Monday, January 13, 2014

Lost



            I have new clothes and motivation, but I still feel a little stuck. With both Hannah and Lucy gone, I’d go to work and then don’t do much. I love Ruth and I’m glad she’s back, but she’s not exactly my age. And Marie’s been weird. Whenever I’ve come over she said to go away because she’s nesting and I’ll get in the way of what she’s doing. Only, from what I’ve seen into their apartment, it’s not exactly clean, or even that currently-messy-but-in-the-process-of-cleaning. 

            And I’m not okay with staying in by myself anymore, at least not as much as I used to. I like company, I’ve loved having Hannah and Lucy as roommates, and I want to continue to have a social life. Of course, when Lucy recovers enough to move back in, she and Fred will be…yeah. I’m over it, I’m moving on, but that will still be awkward for me. So I want to make new friends. Get out there and such.

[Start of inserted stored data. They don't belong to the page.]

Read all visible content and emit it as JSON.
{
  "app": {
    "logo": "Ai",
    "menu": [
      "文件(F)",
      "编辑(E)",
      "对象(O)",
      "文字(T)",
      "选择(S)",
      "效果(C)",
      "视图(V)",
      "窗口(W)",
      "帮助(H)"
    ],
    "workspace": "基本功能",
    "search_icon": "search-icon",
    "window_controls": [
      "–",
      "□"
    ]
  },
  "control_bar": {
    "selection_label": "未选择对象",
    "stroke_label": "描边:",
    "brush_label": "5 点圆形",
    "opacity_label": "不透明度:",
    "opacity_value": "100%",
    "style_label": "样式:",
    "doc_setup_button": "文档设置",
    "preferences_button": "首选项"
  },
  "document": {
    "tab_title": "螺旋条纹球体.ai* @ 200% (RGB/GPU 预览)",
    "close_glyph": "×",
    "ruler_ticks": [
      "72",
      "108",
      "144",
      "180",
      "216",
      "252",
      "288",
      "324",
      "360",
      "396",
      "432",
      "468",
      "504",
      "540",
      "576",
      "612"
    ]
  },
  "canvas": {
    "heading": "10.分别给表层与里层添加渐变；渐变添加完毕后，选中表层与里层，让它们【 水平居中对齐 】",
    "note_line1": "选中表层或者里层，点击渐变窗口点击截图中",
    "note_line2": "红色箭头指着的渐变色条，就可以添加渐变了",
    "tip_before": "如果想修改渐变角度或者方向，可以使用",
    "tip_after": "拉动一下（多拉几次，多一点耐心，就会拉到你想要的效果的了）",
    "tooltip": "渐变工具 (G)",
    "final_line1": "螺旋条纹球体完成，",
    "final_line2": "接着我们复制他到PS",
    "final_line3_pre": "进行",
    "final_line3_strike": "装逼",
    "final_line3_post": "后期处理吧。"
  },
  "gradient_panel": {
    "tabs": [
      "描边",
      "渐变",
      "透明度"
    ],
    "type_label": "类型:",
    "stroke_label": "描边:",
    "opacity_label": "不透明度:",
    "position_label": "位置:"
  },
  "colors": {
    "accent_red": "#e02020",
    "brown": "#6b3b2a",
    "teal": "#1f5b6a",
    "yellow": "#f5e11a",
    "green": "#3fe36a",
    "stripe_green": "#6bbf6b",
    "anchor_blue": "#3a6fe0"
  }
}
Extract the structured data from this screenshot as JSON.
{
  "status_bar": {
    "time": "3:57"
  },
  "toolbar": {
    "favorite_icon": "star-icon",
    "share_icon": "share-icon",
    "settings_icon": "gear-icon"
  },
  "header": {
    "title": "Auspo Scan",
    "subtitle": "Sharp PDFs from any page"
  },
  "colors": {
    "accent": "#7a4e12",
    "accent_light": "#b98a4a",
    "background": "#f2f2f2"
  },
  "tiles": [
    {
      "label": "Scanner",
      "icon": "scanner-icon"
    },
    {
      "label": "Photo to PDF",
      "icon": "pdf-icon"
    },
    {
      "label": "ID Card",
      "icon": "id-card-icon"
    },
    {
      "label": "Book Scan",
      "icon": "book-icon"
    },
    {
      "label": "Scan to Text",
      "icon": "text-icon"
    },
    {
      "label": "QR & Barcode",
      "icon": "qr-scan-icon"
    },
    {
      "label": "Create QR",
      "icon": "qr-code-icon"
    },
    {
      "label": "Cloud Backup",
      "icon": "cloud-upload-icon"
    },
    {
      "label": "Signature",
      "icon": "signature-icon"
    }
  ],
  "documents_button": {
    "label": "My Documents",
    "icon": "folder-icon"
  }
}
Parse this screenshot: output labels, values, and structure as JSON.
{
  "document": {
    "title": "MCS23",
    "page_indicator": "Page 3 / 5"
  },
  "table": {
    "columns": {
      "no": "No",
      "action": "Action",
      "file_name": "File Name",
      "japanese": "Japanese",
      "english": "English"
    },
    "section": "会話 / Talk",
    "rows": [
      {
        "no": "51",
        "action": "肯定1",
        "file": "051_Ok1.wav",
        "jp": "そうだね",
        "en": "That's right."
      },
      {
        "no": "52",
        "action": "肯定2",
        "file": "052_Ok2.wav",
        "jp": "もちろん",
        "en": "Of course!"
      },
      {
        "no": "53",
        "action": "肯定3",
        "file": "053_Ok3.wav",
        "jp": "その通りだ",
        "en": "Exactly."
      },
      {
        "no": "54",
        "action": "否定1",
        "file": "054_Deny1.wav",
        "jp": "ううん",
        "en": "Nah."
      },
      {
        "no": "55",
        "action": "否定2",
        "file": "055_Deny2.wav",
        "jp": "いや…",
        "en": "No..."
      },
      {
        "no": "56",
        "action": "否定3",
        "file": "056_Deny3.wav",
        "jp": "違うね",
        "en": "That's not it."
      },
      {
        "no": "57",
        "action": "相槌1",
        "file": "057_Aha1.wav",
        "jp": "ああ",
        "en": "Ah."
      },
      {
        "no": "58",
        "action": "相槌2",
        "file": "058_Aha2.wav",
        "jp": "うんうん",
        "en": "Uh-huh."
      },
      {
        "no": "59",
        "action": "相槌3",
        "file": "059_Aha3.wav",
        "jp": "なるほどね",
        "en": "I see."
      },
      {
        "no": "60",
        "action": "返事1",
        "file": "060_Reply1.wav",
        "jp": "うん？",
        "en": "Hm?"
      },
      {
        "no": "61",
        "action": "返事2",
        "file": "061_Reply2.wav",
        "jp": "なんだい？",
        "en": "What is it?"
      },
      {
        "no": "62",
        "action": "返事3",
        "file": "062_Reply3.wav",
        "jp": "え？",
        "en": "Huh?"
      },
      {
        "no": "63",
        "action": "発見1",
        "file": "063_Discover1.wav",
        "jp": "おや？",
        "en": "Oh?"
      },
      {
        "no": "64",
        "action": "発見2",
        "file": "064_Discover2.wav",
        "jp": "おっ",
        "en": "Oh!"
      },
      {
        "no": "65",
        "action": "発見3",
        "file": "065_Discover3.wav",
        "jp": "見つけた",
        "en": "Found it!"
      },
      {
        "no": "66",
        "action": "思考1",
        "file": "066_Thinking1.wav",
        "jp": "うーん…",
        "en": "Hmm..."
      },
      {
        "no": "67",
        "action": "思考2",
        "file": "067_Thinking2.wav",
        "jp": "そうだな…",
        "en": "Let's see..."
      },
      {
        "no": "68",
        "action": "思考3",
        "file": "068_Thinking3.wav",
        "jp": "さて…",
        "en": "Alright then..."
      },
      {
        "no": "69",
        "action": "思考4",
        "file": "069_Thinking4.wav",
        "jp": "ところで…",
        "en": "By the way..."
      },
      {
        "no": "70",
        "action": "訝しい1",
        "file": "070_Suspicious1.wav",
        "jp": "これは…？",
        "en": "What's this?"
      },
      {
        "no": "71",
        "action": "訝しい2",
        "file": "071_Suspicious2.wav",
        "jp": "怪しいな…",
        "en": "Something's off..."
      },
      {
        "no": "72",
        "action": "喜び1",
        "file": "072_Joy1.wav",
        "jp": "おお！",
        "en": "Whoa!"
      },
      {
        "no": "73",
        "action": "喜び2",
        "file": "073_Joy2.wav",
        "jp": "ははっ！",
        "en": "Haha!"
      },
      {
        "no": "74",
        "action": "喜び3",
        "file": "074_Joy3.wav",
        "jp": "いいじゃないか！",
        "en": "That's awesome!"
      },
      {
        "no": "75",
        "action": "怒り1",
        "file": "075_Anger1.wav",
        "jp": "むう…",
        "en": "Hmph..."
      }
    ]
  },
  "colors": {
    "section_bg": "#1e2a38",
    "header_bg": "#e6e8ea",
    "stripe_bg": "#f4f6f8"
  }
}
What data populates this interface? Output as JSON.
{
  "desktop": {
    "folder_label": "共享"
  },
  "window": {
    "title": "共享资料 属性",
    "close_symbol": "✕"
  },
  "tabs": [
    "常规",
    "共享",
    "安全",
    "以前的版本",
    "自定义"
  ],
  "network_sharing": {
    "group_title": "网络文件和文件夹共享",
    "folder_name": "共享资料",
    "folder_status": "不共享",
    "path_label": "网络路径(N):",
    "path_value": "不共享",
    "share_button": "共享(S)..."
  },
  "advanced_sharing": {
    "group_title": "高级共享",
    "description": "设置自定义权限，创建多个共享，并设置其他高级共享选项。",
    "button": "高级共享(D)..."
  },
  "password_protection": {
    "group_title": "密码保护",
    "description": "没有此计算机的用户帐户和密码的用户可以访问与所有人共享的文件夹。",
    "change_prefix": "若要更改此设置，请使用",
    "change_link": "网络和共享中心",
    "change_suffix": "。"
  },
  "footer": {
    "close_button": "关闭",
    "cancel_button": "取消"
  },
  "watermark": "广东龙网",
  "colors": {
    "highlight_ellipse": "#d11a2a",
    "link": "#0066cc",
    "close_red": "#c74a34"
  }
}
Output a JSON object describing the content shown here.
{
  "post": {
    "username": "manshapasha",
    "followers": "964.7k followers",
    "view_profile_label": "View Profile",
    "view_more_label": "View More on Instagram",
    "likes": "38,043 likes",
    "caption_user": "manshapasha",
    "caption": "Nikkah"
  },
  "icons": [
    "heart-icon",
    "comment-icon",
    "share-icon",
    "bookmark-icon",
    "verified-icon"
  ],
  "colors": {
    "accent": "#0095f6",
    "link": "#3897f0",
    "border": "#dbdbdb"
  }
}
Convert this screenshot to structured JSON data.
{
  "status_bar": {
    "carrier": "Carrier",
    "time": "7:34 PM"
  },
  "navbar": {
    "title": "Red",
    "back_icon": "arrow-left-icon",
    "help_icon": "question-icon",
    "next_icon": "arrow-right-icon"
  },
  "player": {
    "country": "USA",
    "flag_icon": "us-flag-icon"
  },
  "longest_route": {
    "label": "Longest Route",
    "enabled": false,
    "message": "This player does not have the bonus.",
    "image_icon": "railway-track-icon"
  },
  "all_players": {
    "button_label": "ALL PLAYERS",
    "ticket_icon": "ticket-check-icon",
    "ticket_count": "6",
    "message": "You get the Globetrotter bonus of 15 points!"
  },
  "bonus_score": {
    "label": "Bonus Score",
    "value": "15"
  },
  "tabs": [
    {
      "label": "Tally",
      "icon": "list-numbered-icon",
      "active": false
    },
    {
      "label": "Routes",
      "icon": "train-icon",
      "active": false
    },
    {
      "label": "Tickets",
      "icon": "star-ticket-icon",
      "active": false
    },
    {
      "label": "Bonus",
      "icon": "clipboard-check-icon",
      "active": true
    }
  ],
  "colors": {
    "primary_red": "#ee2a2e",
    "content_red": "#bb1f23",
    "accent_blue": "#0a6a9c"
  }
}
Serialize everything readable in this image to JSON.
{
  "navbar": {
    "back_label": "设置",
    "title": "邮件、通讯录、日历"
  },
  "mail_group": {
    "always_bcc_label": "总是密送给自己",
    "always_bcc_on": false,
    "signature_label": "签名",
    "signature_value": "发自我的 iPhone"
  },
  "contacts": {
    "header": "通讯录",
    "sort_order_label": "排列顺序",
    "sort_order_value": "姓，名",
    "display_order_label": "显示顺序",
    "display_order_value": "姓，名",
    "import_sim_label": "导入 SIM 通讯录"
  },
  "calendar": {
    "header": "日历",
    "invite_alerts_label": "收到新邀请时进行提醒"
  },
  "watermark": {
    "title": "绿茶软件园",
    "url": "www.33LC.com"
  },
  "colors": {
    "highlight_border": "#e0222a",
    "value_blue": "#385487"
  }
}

            So far, though, I don’t have a whole lot to report. I’ve tried thinking of ways to meet new people, but nothing seems to really work. I’m clearly out of the club scene. There’s no one at work I would be interested in befriending. Finding friends through mutual friends would be hard because that means being around the same people again. On Friday, I did go to a local music store that has bands and artists come play their music, but that didn’t work out. People came in groups, and I felt too intimidated to approach anyone when they were already so cozy with their own friends. It was a lot like high school again, only this time I could leave early.

            You know, starting this out, I felt so resolved. I got rid of the clothes I didn’t like and bought ones that I did, and I’ve come to terms that Lucy and Fred will be together. I thought my life would somehow manage to work itself out just with my changed thoughts, but it’s been harder this week. The initial rush of my “new year, new me” has gone away.

            It would be so, so easy to slip again. Go back to my chick flicks every Saturday night, limiting myself to the rare first date, and never truly letting myself live.

            I’ve been really struggling with that, having no idea where to turn to get myself out of this. Saturday night I thought, maybe, I had to do something more. I have this box of stuff from when I was with Fred. Pictures, a stuffed dolphin, random notes he left me, one of his old shirts, CDs, movie ticket stubs. I gathered it up and I walked down to the dumpster, ready to throw it away. But as I stood there, I couldn’t do it. Because with Fred, I was happy. Even though there has been so much hurt following it up, that dolphin and the notes and music and ticket stubs made me happy. And the problem wasn’t in that box. It was in me. I made the physical changes I needed to make, and now I had to confront the harder part. The mental and emotional one. And to do that, I can’t just throw things away. I need to gain things to fill up the holes.

            I’m just lost as to how to do that.